Mendag Agus Ingin Konsumen Lebih Berani untuk Protes ke Produsen

ANTARA FOTO/Aditya Pradana Putra/hp.
Warga berbelanja di salah satu toko di Pasar Baru, Jakarta, Senin (6/7/2020). Indeks Keberdayaan Konsumen Indonesia sebesar 41,7 dinilai masih rendah. Nilai tersebut berarti masyarakat telah mengerti hak dan kewajibannya sebagai konsumen namun masih enggan membela diri atau komplain jika produk atau jasa yang dikonsumsinya tidak bermasalah atau tidak sesuai standar.
Penulis: Rizky Alika
3/9/2020, 15.19 WIB

Menteri Perdagangan (Mendag) Agus Suparmanto menilai konsumen Indonesia sudah mengenali hak dan kewajibannya, serta mampu menentukan pilihan dalam konsumsi.

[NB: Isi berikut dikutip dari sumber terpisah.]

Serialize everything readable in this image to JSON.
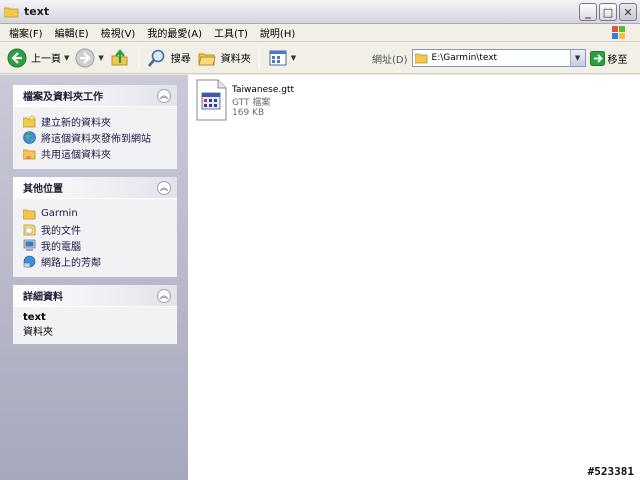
{
  "window": {
    "title": "text",
    "buttons": {
      "minimize": "_",
      "maximize": "□",
      "close": "✕"
    }
  },
  "menu": {
    "items": [
      "檔案(F)",
      "編輯(E)",
      "檢視(V)",
      "我的最愛(A)",
      "工具(T)",
      "說明(H)"
    ]
  },
  "toolbar": {
    "back_label": "上一頁",
    "search_label": "搜尋",
    "folders_label": "資料夾"
  },
  "address": {
    "label": "網址(D)",
    "value": "E:\\Garmin\\text",
    "go_label": "移至"
  },
  "panels": {
    "tasks": {
      "title": "檔案及資料夾工作",
      "items": [
        "建立新的資料夾",
        "將這個資料夾發佈到網站",
        "共用這個資料夾"
      ]
    },
    "places": {
      "title": "其他位置",
      "items": [
        "Garmin",
        "我的文件",
        "我的電腦",
        "網路上的芳鄰"
      ]
    },
    "details": {
      "title": "詳細資料",
      "name": "text",
      "type": "資料夾"
    }
  },
  "files": [
    {
      "name": "Taiwanese.gtt",
      "type": "GTT 檔案",
      "size": "169 KB"
    }
  ],
  "watermark": "#523381",
  "colors": {
    "pane_top": "#c9cad8",
    "pane_bottom": "#a6a8bc",
    "link_text": "#1a1a44",
    "back_green": "#2ea043",
    "go_green": "#2ea043"
  }
}
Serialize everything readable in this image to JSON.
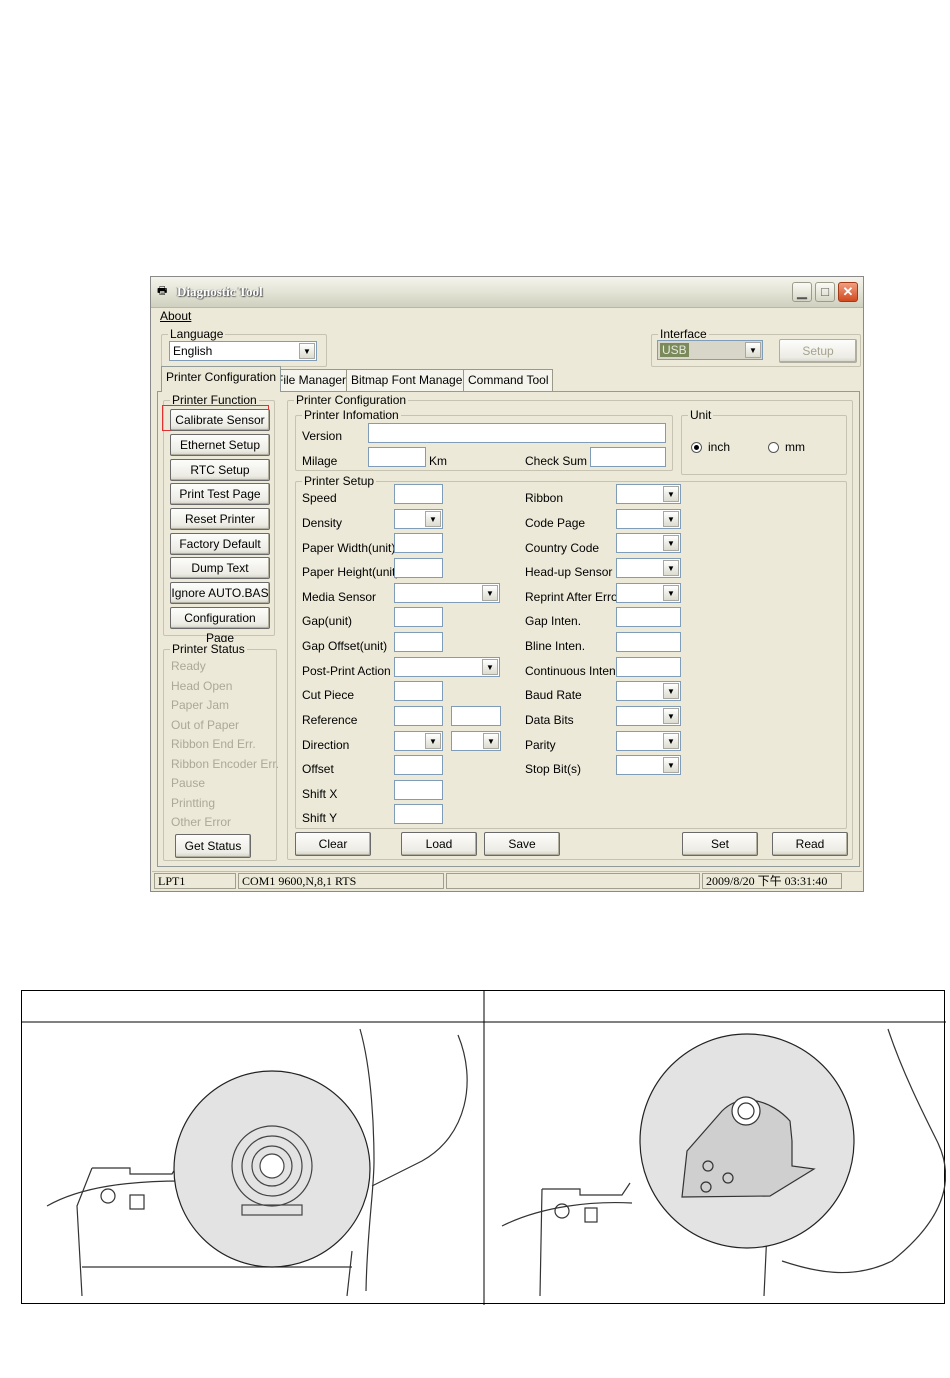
{
  "window": {
    "title": "Diagnostic Tool",
    "caption_buttons": [
      "minimize",
      "maximize",
      "close"
    ]
  },
  "menu": {
    "about": "About"
  },
  "language": {
    "legend": "Language",
    "selected": "English"
  },
  "interface": {
    "legend": "Interface",
    "selected": "USB",
    "setup_button": "Setup"
  },
  "tabs": [
    {
      "label": "Printer Configuration",
      "active": true
    },
    {
      "label": "File Manager"
    },
    {
      "label": "Bitmap Font Manager"
    },
    {
      "label": "Command Tool"
    }
  ],
  "printer_function": {
    "legend": "Printer Function",
    "buttons": [
      "Calibrate Sensor",
      "Ethernet Setup",
      "RTC Setup",
      "Print Test Page",
      "Reset Printer",
      "Factory Default",
      "Dump Text",
      "Ignore AUTO.BAS",
      "Configuration Page"
    ],
    "highlight_color": "#e03030"
  },
  "printer_status": {
    "legend": "Printer Status",
    "items": [
      "Ready",
      "Head Open",
      "Paper Jam",
      "Out of Paper",
      "Ribbon End Err.",
      "Ribbon Encoder Err.",
      "Pause",
      "Printting",
      "Other Error"
    ],
    "button": "Get Status"
  },
  "printer_configuration": {
    "legend": "Printer Configuration",
    "info": {
      "legend": "Printer Infomation",
      "version": "Version",
      "milage": "Milage",
      "km": "Km",
      "check_sum": "Check Sum"
    },
    "unit": {
      "legend": "Unit",
      "inch": "inch",
      "mm": "mm",
      "selected": "inch"
    },
    "setup": {
      "legend": "Printer Setup",
      "left": [
        "Speed",
        "Density",
        "Paper Width(unit)",
        "Paper Height(unit)",
        "Media Sensor",
        "Gap(unit)",
        "Gap Offset(unit)",
        "Post-Print Action",
        "Cut Piece",
        "Reference",
        "Direction",
        "Offset",
        "Shift X",
        "Shift Y"
      ],
      "right": [
        "Ribbon",
        "Code Page",
        "Country Code",
        "Head-up Sensor",
        "Reprint After Error",
        "Gap Inten.",
        "Bline Inten.",
        "Continuous Inten.",
        "Baud Rate",
        "Data Bits",
        "Parity",
        "Stop Bit(s)"
      ]
    },
    "buttons": {
      "clear": "Clear",
      "load": "Load",
      "save": "Save",
      "set": "Set",
      "read": "Read"
    }
  },
  "status_bar": {
    "port": "LPT1",
    "com": "COM1 9600,N,8,1 RTS",
    "datetime": "2009/8/20 下午 03:31:40"
  }
}
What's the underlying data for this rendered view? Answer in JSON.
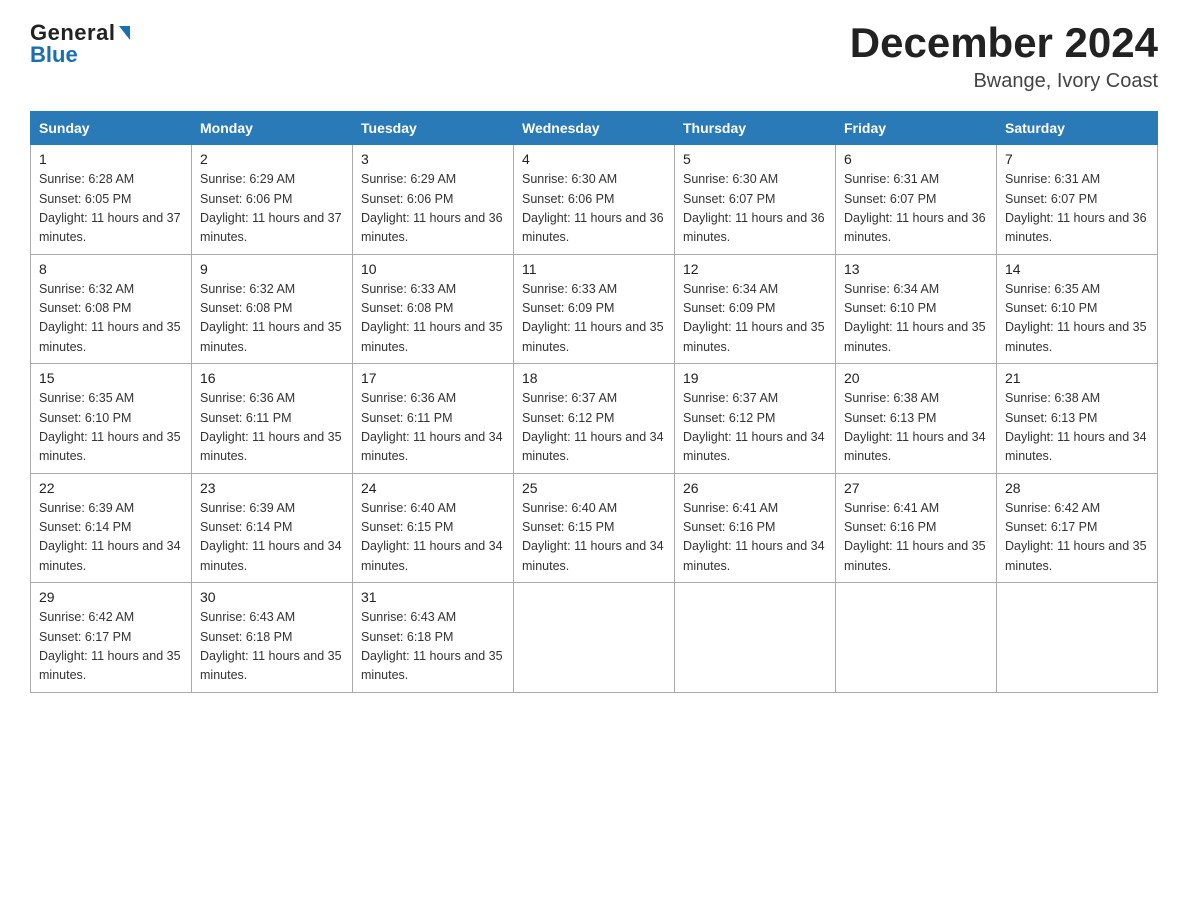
{
  "logo": {
    "top": "General",
    "bottom": "Blue"
  },
  "title": "December 2024",
  "subtitle": "Bwange, Ivory Coast",
  "days_of_week": [
    "Sunday",
    "Monday",
    "Tuesday",
    "Wednesday",
    "Thursday",
    "Friday",
    "Saturday"
  ],
  "weeks": [
    [
      {
        "date": "1",
        "sunrise": "6:28 AM",
        "sunset": "6:05 PM",
        "daylight": "11 hours and 37 minutes."
      },
      {
        "date": "2",
        "sunrise": "6:29 AM",
        "sunset": "6:06 PM",
        "daylight": "11 hours and 37 minutes."
      },
      {
        "date": "3",
        "sunrise": "6:29 AM",
        "sunset": "6:06 PM",
        "daylight": "11 hours and 36 minutes."
      },
      {
        "date": "4",
        "sunrise": "6:30 AM",
        "sunset": "6:06 PM",
        "daylight": "11 hours and 36 minutes."
      },
      {
        "date": "5",
        "sunrise": "6:30 AM",
        "sunset": "6:07 PM",
        "daylight": "11 hours and 36 minutes."
      },
      {
        "date": "6",
        "sunrise": "6:31 AM",
        "sunset": "6:07 PM",
        "daylight": "11 hours and 36 minutes."
      },
      {
        "date": "7",
        "sunrise": "6:31 AM",
        "sunset": "6:07 PM",
        "daylight": "11 hours and 36 minutes."
      }
    ],
    [
      {
        "date": "8",
        "sunrise": "6:32 AM",
        "sunset": "6:08 PM",
        "daylight": "11 hours and 35 minutes."
      },
      {
        "date": "9",
        "sunrise": "6:32 AM",
        "sunset": "6:08 PM",
        "daylight": "11 hours and 35 minutes."
      },
      {
        "date": "10",
        "sunrise": "6:33 AM",
        "sunset": "6:08 PM",
        "daylight": "11 hours and 35 minutes."
      },
      {
        "date": "11",
        "sunrise": "6:33 AM",
        "sunset": "6:09 PM",
        "daylight": "11 hours and 35 minutes."
      },
      {
        "date": "12",
        "sunrise": "6:34 AM",
        "sunset": "6:09 PM",
        "daylight": "11 hours and 35 minutes."
      },
      {
        "date": "13",
        "sunrise": "6:34 AM",
        "sunset": "6:10 PM",
        "daylight": "11 hours and 35 minutes."
      },
      {
        "date": "14",
        "sunrise": "6:35 AM",
        "sunset": "6:10 PM",
        "daylight": "11 hours and 35 minutes."
      }
    ],
    [
      {
        "date": "15",
        "sunrise": "6:35 AM",
        "sunset": "6:10 PM",
        "daylight": "11 hours and 35 minutes."
      },
      {
        "date": "16",
        "sunrise": "6:36 AM",
        "sunset": "6:11 PM",
        "daylight": "11 hours and 35 minutes."
      },
      {
        "date": "17",
        "sunrise": "6:36 AM",
        "sunset": "6:11 PM",
        "daylight": "11 hours and 34 minutes."
      },
      {
        "date": "18",
        "sunrise": "6:37 AM",
        "sunset": "6:12 PM",
        "daylight": "11 hours and 34 minutes."
      },
      {
        "date": "19",
        "sunrise": "6:37 AM",
        "sunset": "6:12 PM",
        "daylight": "11 hours and 34 minutes."
      },
      {
        "date": "20",
        "sunrise": "6:38 AM",
        "sunset": "6:13 PM",
        "daylight": "11 hours and 34 minutes."
      },
      {
        "date": "21",
        "sunrise": "6:38 AM",
        "sunset": "6:13 PM",
        "daylight": "11 hours and 34 minutes."
      }
    ],
    [
      {
        "date": "22",
        "sunrise": "6:39 AM",
        "sunset": "6:14 PM",
        "daylight": "11 hours and 34 minutes."
      },
      {
        "date": "23",
        "sunrise": "6:39 AM",
        "sunset": "6:14 PM",
        "daylight": "11 hours and 34 minutes."
      },
      {
        "date": "24",
        "sunrise": "6:40 AM",
        "sunset": "6:15 PM",
        "daylight": "11 hours and 34 minutes."
      },
      {
        "date": "25",
        "sunrise": "6:40 AM",
        "sunset": "6:15 PM",
        "daylight": "11 hours and 34 minutes."
      },
      {
        "date": "26",
        "sunrise": "6:41 AM",
        "sunset": "6:16 PM",
        "daylight": "11 hours and 34 minutes."
      },
      {
        "date": "27",
        "sunrise": "6:41 AM",
        "sunset": "6:16 PM",
        "daylight": "11 hours and 35 minutes."
      },
      {
        "date": "28",
        "sunrise": "6:42 AM",
        "sunset": "6:17 PM",
        "daylight": "11 hours and 35 minutes."
      }
    ],
    [
      {
        "date": "29",
        "sunrise": "6:42 AM",
        "sunset": "6:17 PM",
        "daylight": "11 hours and 35 minutes."
      },
      {
        "date": "30",
        "sunrise": "6:43 AM",
        "sunset": "6:18 PM",
        "daylight": "11 hours and 35 minutes."
      },
      {
        "date": "31",
        "sunrise": "6:43 AM",
        "sunset": "6:18 PM",
        "daylight": "11 hours and 35 minutes."
      },
      null,
      null,
      null,
      null
    ]
  ]
}
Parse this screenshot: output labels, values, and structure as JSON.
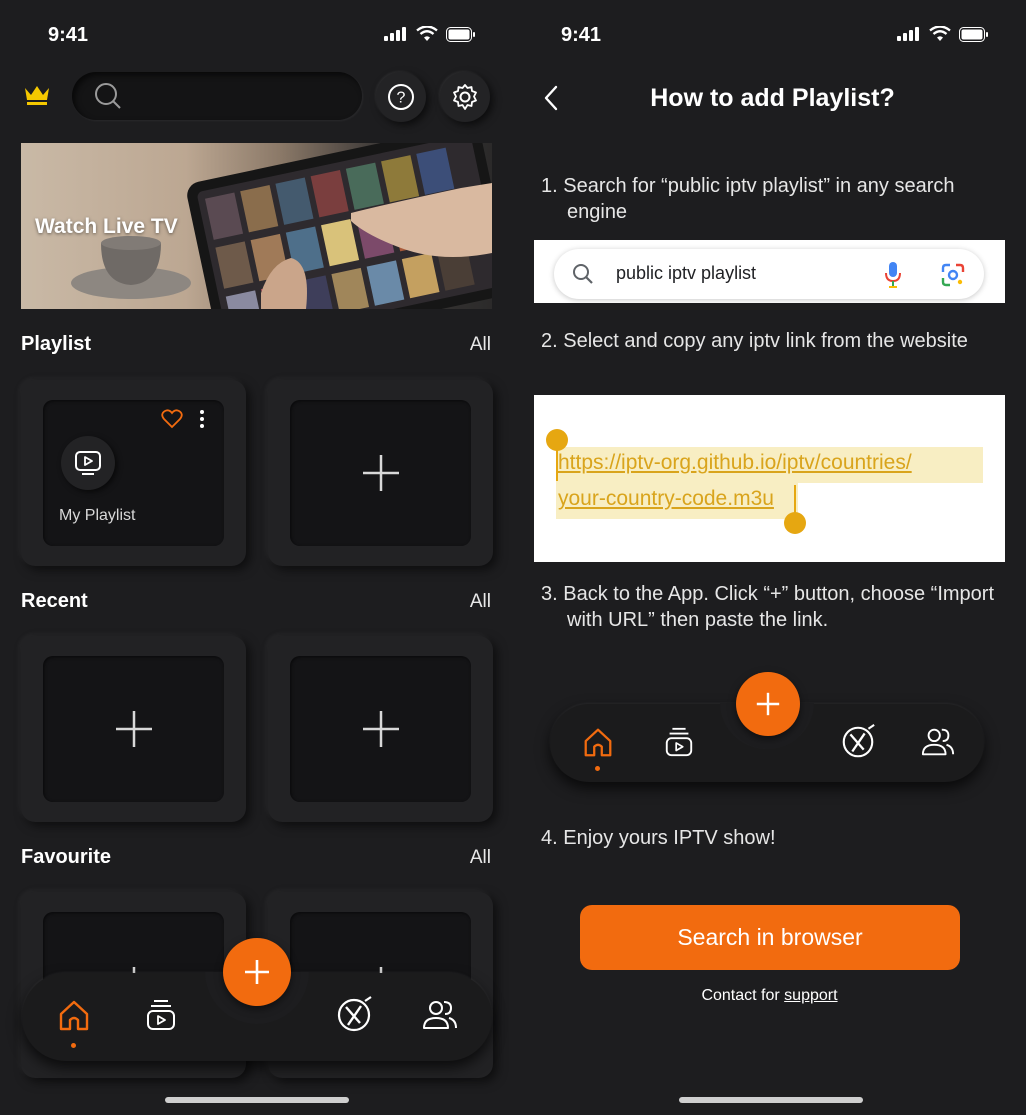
{
  "left_screen": {
    "status": {
      "time": "9:41"
    },
    "search": {
      "placeholder": ""
    },
    "banner": {
      "title": "Watch Live TV"
    },
    "sections": {
      "playlist": {
        "title": "Playlist",
        "all_label": "All",
        "items": [
          {
            "name": "My Playlist"
          }
        ]
      },
      "recent": {
        "title": "Recent",
        "all_label": "All"
      },
      "favourite": {
        "title": "Favourite",
        "all_label": "All"
      }
    },
    "nav": {
      "items": [
        "home-icon",
        "playlist-icon",
        "no-ads-icon",
        "users-icon"
      ],
      "active": "home-icon"
    }
  },
  "right_screen": {
    "status": {
      "time": "9:41"
    },
    "title": "How to add Playlist?",
    "steps": [
      "1. Search for “public iptv playlist” in any search engine",
      "2. Select and copy any iptv link from the website",
      "3. Back to the App. Click “+” button, choose “Import with URL” then paste the link.",
      "4. Enjoy yours IPTV show!"
    ],
    "example_search_query": "public iptv playlist",
    "example_url_line1": "https://iptv-org.github.io/iptv/countries/",
    "example_url_line2": "your-country-code.m3u",
    "cta_label": "Search in browser",
    "contact_prefix": "Contact for",
    "contact_link": "support"
  },
  "colors": {
    "accent": "#f26b0f",
    "background": "#1d1d1f",
    "crown": "#f5c800",
    "highlight": "#f8eec3"
  }
}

Namun konsumen masih enggan mengajukan protes atau keluhan jika barang atau jasa yang dikonsumsinya bermasalah.

Hal ini terlihat dari Indeks Keberdayaan Konsumen (IKK) yang berada pada level 41,7 pada 2019. Menurut Mendag, IKK merupakan parameter masyarakat di suatu negara memiliki keberanian sebagai konsumen untuk mengeluh atau membela diri jika merasa tidak puas atau dirugikan oleh produsen atas produk atau jasa.

"IKK sebesar 41,7 masih rendah. Tahun ini Kemendag targetkan IKK meningkat sekurang-kurangnya di 42," kata Agus dalam Webinar Pelindungan Konsumen di Masa New Normal secara virtual, Kamis (3/9).

Oleh karena itu, pemerintah melakukan berbagai upaya untuk meningkatkan perlindungan konsumen tanpa mengesampingkan peranan pelaku usaha. Salah satunya melalui gerakan konsumen cerdas dalam upaya perlindungan konsumen.

Pemerintah juga menerbitkan Undang-Undang Nomor 8 Tahun 1999 tentang Perlindungan Konsumen. Namun, aturan ini dianggap belum efektif dalam menyelesaikan permasalahan yang dihadapi konsumen.

Selain itu, pemerintah mengeluarkan Keputusan Presiden nomor 13 tahun 2012 tentang Hari Konsumen Nasional (Harkonas). Harkonas, lanjut dia, menjadi momentum untuk meningkatkan pemahaman konsumen terhadap hak dan kewajibannya, meningkatkan kecerdasan dan kemandirian, serta menumbuhkan nasionalisme mengkonsumsi produk.

Adapun pandemi corona telah mengubah pola konsumsi dan transaksi masyarakat. Setelah Covid-19 mewabah, berbelanja secara seluler atau digital menunjukkan tren peningkatan. Masyarakat paling banyak bertransaksi menggunakan ponsel secara online. Pertumbuhannya mencapai 45%.

Sebaliknya, berbelanja langsung di toko fisik berkurang hingga 50%. Mendag menilai perubahan tersebut perlu diikuti dengan aturan yang mendukung aktivitas perdagangan berbasis digital.

Pemerintah pun menerbitkan Peraturan Pemerintah Nomor 80 Tahun 2019 tentang Perdagangan Melalui Sistem Elektronik untuk melindungi konsumen yang saat ini lebih cenderung melakukan transaksi secara digital untuk pemenuhan konsumsinya.

Terakhir, Mendag menegaskan akan menggalakkan perlindungan konsumen melalui pendidikan usia dini, membina pelaku usaha agar memenuhi standar dan pengendalian mutu, pengawasan barang beredar serta pengukuran takaran secara tepat hingga memastikan tertib niaga di semua pasar dan gerai transaksi perdagangan.

"Konsumen yang cerdas dan berdaya adalah konsumen yang meminta kejelasan dan kejujuran atas produk yang dibeli," ujar dia.